Is CLANG to be so much recommended for FreeBSD ?

obsigna

Aspiring Daemon

Thanks: 443
Messages: 779

#27
GCC is of course a good quality compiler since it drives many systems. It is kinda producing bloat, ok, takes ages to compile,... and more more to say. It is ok but not perfect (like everything).

On the other hands, have you ever tried to compile CLANG for your system? Good luck really. It is really difficult to manage to compile it.
https://github.com/llvm-mirror/clang

There is maybe an urgent need for a base C-compiler for *BSD operating systems (core/base system).
Oh Dear, are you a Linux troll?

Why not simply pkg install llvm60?

Or in case you are not faint-hearted, pkg install clang-devel, or even cd /usr/ports/devel/clang-devel; make install clean

If you really need to build and install Clang directly from the upstream sources, then of course it would be difficult, if you don't read the proper documentation, but only give indirect links to it for others reading it for you. Building and using Clang: http://clang.llvm.org/get_started.html

I read it long time ago, because I was in need to compile lldb(1) on my BeagleBone Black, since this didn't made it into the ports for ARM targets, here come my installation minutes:
Code:
# Installation of the build dependencies:
pkg install tmux
pkg install cmake
pkg install python
pkg install libxml2
pkg install swig30
pkg install ninja

mkdir -p ~/install; cd ~/install
svn co http://llvm.org/svn/llvm-project/llvm/trunk llvm
cd ~/install/llvm/tools
svn co http://llvm.org/svn/llvm-project/cfe/trunk clang
svn co http://llvm.org/svn/llvm-project/lld/trunk lld
svn co http://llvm.org/svn/llvm-project/lldb/trunk lldb
cd ~/install/llvm/projects
svn co http://llvm.org/svn/llvm-project/compiler-rt/trunk compiler-rt
svn co http://llvm.org/svn/llvm-project/libunwind/trunk libunwind
svn co http://llvm.org/svn/llvm-project/libcxx/trunk libcxx
svn co http://llvm.org/svn/llvm-project/libcxxabi/trunk libcxxabi


# Preparing the build system:
cd ~/install/llvm
mkdir build; cd build

# EITHER
   # On a fast system with plenty of RAM, execute:
   cmake -G Ninja ..

#OR
   # ON a ARM machine with tiny resources in all respects, execute:
cmake -DLLVM_TARGETS_TO_BUILD="ARM" -DCMAKE_BUILD_TYPE=MinSizeRel -DLLVM_PARALLEL_COMPILE_JOBS="1" -DLLVM_PARALLEL_LINK_JOBS="1" -G Ninja ..

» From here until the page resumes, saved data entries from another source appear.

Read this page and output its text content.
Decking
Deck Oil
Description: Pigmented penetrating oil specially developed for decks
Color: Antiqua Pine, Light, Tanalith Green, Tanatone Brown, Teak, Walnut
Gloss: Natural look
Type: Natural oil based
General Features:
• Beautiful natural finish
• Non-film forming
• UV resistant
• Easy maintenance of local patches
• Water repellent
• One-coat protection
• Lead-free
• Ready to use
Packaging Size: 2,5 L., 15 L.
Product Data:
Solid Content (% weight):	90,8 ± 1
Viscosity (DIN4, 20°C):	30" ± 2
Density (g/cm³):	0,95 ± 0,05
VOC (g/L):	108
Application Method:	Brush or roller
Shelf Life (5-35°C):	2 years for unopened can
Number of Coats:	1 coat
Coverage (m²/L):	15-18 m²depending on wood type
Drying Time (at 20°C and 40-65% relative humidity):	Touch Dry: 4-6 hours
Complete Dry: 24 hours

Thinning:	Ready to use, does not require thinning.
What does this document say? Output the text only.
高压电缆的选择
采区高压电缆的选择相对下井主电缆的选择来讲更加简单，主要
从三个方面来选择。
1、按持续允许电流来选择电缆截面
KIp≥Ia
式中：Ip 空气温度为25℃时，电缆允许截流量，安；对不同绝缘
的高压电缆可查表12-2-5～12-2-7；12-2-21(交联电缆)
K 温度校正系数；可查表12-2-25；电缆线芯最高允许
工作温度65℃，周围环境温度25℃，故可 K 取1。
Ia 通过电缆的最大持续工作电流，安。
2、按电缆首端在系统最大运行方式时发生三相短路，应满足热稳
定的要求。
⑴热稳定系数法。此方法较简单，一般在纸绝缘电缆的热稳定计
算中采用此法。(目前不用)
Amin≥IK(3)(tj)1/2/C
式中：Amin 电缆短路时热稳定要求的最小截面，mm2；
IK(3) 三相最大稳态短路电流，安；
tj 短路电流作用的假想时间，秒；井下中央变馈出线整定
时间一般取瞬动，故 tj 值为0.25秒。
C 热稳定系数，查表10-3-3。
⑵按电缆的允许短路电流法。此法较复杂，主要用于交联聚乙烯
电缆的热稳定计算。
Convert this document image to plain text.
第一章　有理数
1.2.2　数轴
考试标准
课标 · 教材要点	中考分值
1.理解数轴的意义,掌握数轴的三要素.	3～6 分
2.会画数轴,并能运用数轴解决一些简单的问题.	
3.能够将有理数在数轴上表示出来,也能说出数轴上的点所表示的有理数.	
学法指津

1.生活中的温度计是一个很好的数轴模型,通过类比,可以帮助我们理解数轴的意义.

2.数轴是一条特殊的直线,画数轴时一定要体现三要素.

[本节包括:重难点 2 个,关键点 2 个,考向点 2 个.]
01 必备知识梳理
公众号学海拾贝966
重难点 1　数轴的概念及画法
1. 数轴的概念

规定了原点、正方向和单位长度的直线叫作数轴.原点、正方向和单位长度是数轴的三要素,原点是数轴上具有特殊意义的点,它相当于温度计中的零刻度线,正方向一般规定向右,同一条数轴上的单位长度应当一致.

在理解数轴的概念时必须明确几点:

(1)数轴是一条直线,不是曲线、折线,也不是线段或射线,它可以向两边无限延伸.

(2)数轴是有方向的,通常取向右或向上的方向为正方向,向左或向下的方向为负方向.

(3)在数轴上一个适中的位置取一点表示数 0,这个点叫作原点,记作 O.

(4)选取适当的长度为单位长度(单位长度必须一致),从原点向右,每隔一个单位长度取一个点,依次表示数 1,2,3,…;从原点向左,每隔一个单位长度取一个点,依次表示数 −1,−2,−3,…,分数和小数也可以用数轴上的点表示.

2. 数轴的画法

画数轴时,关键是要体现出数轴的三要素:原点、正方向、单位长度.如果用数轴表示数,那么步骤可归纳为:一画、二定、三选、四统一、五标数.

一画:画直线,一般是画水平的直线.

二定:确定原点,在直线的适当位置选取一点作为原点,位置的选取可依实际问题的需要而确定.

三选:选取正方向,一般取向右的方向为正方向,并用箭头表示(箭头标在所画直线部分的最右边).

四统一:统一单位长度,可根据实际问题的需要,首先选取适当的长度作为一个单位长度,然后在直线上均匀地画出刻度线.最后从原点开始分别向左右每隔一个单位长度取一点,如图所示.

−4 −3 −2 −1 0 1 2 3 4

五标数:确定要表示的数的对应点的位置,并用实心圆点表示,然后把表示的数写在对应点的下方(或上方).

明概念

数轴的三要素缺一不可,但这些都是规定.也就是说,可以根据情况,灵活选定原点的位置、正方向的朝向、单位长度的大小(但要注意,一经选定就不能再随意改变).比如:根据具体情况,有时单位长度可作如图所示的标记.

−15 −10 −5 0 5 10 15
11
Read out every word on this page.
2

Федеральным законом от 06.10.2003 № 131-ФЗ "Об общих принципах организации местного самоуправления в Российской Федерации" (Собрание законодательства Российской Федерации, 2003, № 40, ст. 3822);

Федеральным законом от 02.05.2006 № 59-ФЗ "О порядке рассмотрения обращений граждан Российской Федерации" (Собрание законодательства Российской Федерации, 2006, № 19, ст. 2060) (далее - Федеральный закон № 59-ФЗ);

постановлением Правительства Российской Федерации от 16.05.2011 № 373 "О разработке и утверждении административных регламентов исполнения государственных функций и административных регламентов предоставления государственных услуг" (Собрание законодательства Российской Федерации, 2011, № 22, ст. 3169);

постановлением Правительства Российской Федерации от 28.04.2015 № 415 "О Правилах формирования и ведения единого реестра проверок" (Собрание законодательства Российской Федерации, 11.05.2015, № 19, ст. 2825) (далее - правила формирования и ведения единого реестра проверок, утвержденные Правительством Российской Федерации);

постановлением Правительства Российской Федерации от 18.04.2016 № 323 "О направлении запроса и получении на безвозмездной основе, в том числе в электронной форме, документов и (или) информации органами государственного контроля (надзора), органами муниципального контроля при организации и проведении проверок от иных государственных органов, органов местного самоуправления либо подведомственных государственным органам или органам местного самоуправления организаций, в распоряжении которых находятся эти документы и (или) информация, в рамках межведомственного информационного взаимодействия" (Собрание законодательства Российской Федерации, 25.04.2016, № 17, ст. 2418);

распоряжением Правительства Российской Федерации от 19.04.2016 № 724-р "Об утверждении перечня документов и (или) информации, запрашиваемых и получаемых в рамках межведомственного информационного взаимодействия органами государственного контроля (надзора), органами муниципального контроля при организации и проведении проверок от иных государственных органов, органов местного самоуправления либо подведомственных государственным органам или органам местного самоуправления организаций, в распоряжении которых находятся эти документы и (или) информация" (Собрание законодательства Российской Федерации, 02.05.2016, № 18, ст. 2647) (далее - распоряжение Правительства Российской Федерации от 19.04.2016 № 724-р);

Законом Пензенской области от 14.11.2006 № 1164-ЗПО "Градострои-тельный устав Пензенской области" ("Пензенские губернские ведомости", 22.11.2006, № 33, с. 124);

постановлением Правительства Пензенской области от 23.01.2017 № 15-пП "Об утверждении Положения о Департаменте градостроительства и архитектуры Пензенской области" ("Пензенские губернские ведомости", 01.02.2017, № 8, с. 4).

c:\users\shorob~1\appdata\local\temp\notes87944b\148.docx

# Building -- using tmux, so we may disconnect during the long build
tmux new "ninja install"
<ctrl>-b d

# Check the progress
tmux a
<ctrl>-b d

# Some hours later
/usr/local/bin/clang --version
 

sidetone

Aspiring Daemon

Thanks: 313
Messages: 915

#28
The BSD license in itself makes it better. GNU licenses encourage recycling bloat (inefficiencies/ bugs), because no one wants to give up their contributions the competitor who owns the copyright for one piece of software, then not be able to keep the next improvement for themselves. It makes the solution, use a lot of software to get 1 needed piece of code, because allows someone to patch the problem, so they don't have to use their heavy time and resources to benefit the owner of the copyright, more than the open source community. Then, no one can make the next improvement, without giving up their rights to that. With a BSD or MIT license, someone can improve it, and it benefits everyone, then some GNU licenses can absorb that improvement too.

Clang may not work with everything yet, but its improvement curve is being much faster than GCC.

GCC is of course a good quality compiler since it drives many systems.
No, it's not, but there's quality code hidden in it.

If FreeBSD stuck with GCC, by its newer license we would be forced to use their bloat. By them moving up the license, FreeBSD, would either have to stick with the older GCC, which can only go so far, being forced to use that old license, or further be controlled by GCC, and not be able to have as many freedoms for software compiled on it. Any benefit put forward to GCC would be lost for them to own. That will slow down and harm the project, for FreeBSD users to do what they want, or use their hard work to improve the system, not lose that work, so they can't make the next benefit.

I don't even want to hear about GCC anymore. The topic of this thread is about GCC, not what else is there other than Clang (that's not GCC).